How Tel Aviv fell for a giant duck
FOR THE LAST couple of weeks, a giant inflatable yellow duck has been perched on the rooftop of Tel Aviv city hall. It is the supersized, instantly recognisable image of the famous comic strip creation of the late, much-loved artist Dudu Geva — and has caught Tel Aviv’s imagination in a big way. Just how much became clear when a municipality labourer accidentally pulled the plug on the 10metre-long avian effigy. The enormous bird shrank immediately.

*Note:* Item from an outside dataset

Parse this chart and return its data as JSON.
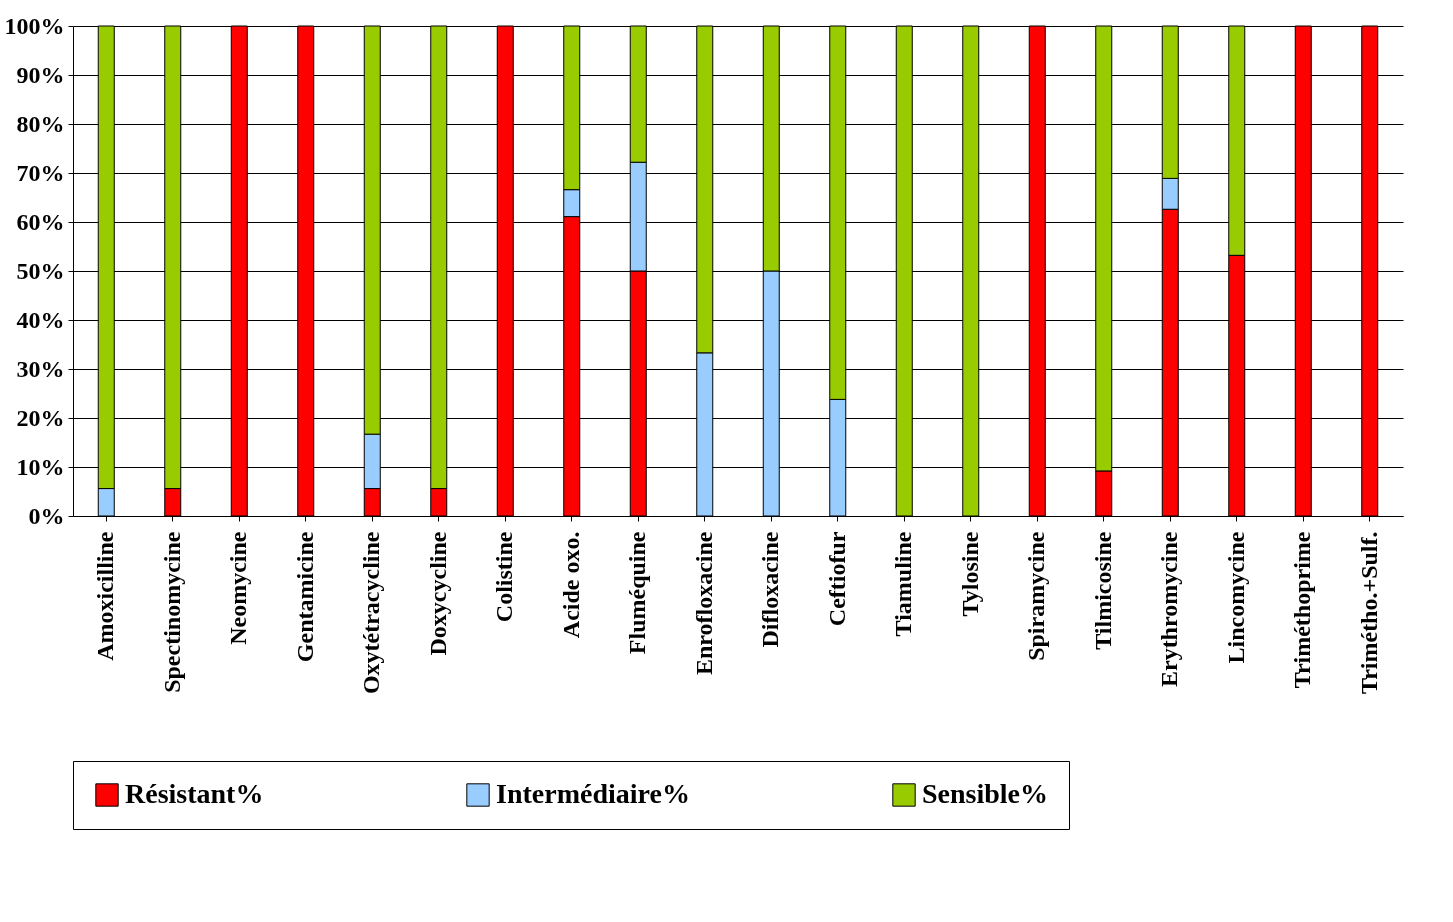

“Hundreds of concerned citizens called us,” recalls Aharon Geva, 20, one of the project’s initiators and Dudu’s son. “The clerks from City Hall phoned too. It took them quite a while to realise that it was just a human error which took a minute to fix.”
This, of course, could only be the unfortunate fate of the Barvaz (duck, in Hebrew), a comic protagonist that ever since its creation in the late 1970s has been a perpetual victim of municipal bureaucracy, capitalistic greed and the general misuse of power.

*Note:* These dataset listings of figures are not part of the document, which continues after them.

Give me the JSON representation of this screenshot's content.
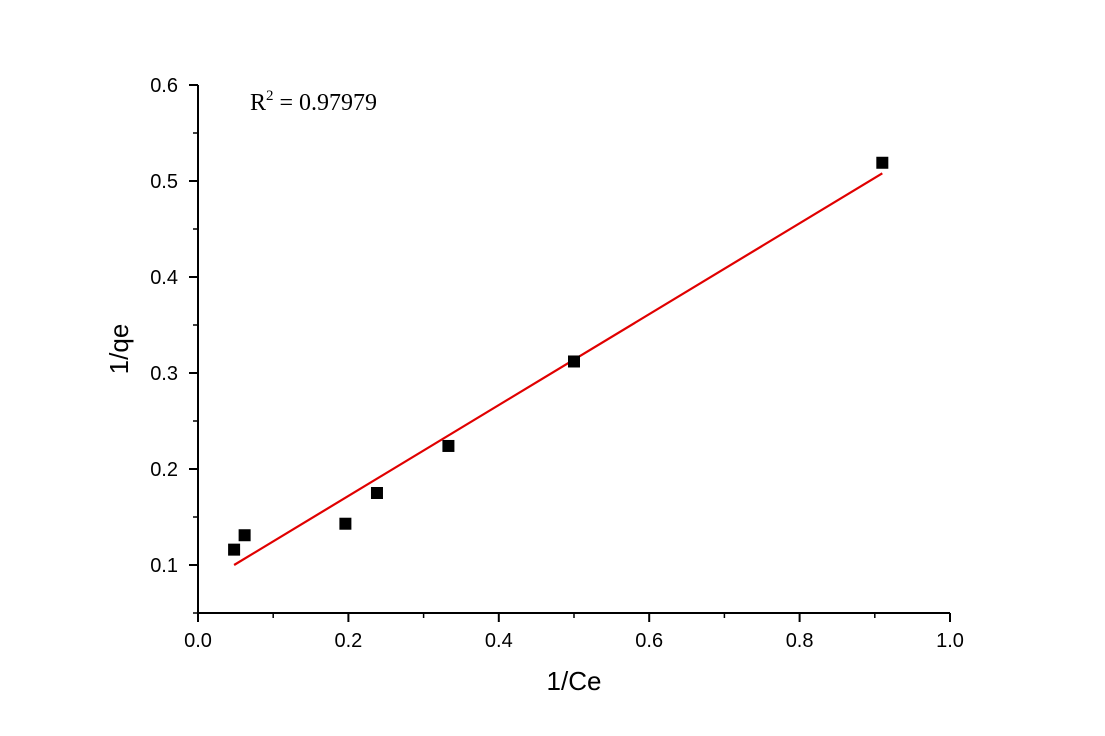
{
  "chart_data": {
    "type": "scatter",
    "title": "",
    "xlabel": "1/Ce",
    "ylabel": "1/qe",
    "xlim": [
      0.0,
      1.0
    ],
    "ylim": [
      0.05,
      0.6
    ],
    "x_ticks": [
      0.0,
      0.2,
      0.4,
      0.6,
      0.8,
      1.0
    ],
    "x_tick_labels": [
      "0.0",
      "0.2",
      "0.4",
      "0.6",
      "0.8",
      "1.0"
    ],
    "y_ticks": [
      0.1,
      0.2,
      0.3,
      0.4,
      0.5,
      0.6
    ],
    "y_tick_labels": [
      "0.1",
      "0.2",
      "0.3",
      "0.4",
      "0.5",
      "0.6"
    ],
    "grid": false,
    "legend": "none",
    "series": [
      {
        "type": "scatter",
        "marker": "square",
        "color": "#000000",
        "x": [
          0.048,
          0.062,
          0.196,
          0.238,
          0.333,
          0.5,
          0.91
        ],
        "y": [
          0.116,
          0.131,
          0.143,
          0.175,
          0.224,
          0.312,
          0.519
        ]
      },
      {
        "type": "line",
        "color": "#e00000",
        "x": [
          0.048,
          0.91
        ],
        "y": [
          0.1,
          0.508
        ]
      }
    ],
    "annotations": {
      "r2_label": "R",
      "r2_sup": "2",
      "r2_value": " = 0.97979"
    }
  }
}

When Dudu offered a few years ago to stage the yellow image over the city’s main plaza as a part of “a plan for the Barvazitation of Tel Aviv” — an ironic scheme aimed at mocking the exploitation of the city’s public space by commercial bodies — he was instantly rejected by the town’s authorities. It was only three years ago, after the artist’s sudden death from a heart attack, aged 55, that the municipality approved a one-month staging of the balloon just above the mayor’s offices.

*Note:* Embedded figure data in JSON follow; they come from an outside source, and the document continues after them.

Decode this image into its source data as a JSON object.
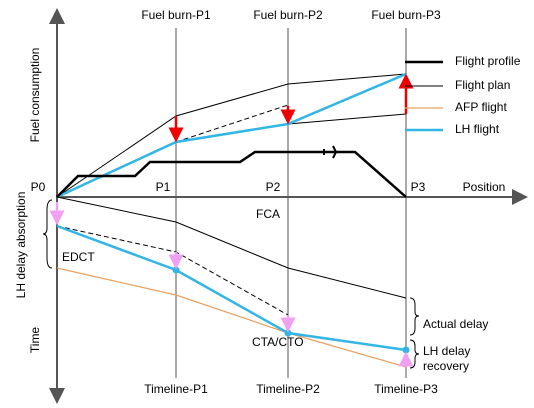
{
  "axes": {
    "y_labels": [
      "Fuel consumption",
      "LH delay absorption",
      "Time"
    ],
    "x_label": "Position",
    "positions": [
      "P0",
      "P1",
      "P2",
      "P3"
    ]
  },
  "fuel_burn_labels": [
    "Fuel burn-P1",
    "Fuel burn-P2",
    "Fuel burn-P3"
  ],
  "timeline_labels": [
    "Timeline-P1",
    "Timeline-P2",
    "Timeline-P3"
  ],
  "legend": [
    "Flight profile",
    "Flight plan",
    "AFP flight",
    "LH flight"
  ],
  "annotations": {
    "fca": "FCA",
    "edct": "EDCT",
    "cta_cto": "CTA/CTO",
    "actual_delay": "Actual delay",
    "lh_delay_recovery": [
      "LH delay",
      "recovery"
    ]
  }
}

The modest “triumph of the underdog”, as Aharon puts it, brought thou- sands to the duck’s launch ceremony and to the after-party at one of the town’s hottest clubs. Indeed, the cartoon portrays not only Dudu’s personality — a naïve-yet-sarcastic loser who consciously struggles against all odds — the Barvaz also reflects the self-image of many in this town: half-ridiculous, half-charming; stymied by a reality that never ends well.
The re-inflation was a somewhat shaky victory. As the bird started to refill with air, its original cheery sitting position changed and it found itself bending over the roof, gazing, astounded, at a vulgar “Family Festival” organised by a bank down below in Rabin Square. Children and parents, too busy with a deafening disco, did not even look up into the horrified eyes of the free-spirited old duck.
Today, back in its normal sitting position, the Duck is again inspiring Tel Avivians. Einat Geffen, a City Hall employee, is enjoying a sunny lunch break in the square. “The duck symbolises the openness of this city and its young spirit,” she muses. A few metres away, Eli, a seven-year-old boy, dares to contradict his mother’s determination that the duck is “silly”. “He’s actually pretty cool,” the boy insists.
Nearby, 30-something Noam, an “exhausted” peace activist, says he had just texted a colleague of his: “As long as giant ducks sit on the City Hall’s roof, we still have some hope”.
“Not necessarily,” texted the friend in reply. “The Barvaz may have climbed all the way up only in order to jump down.”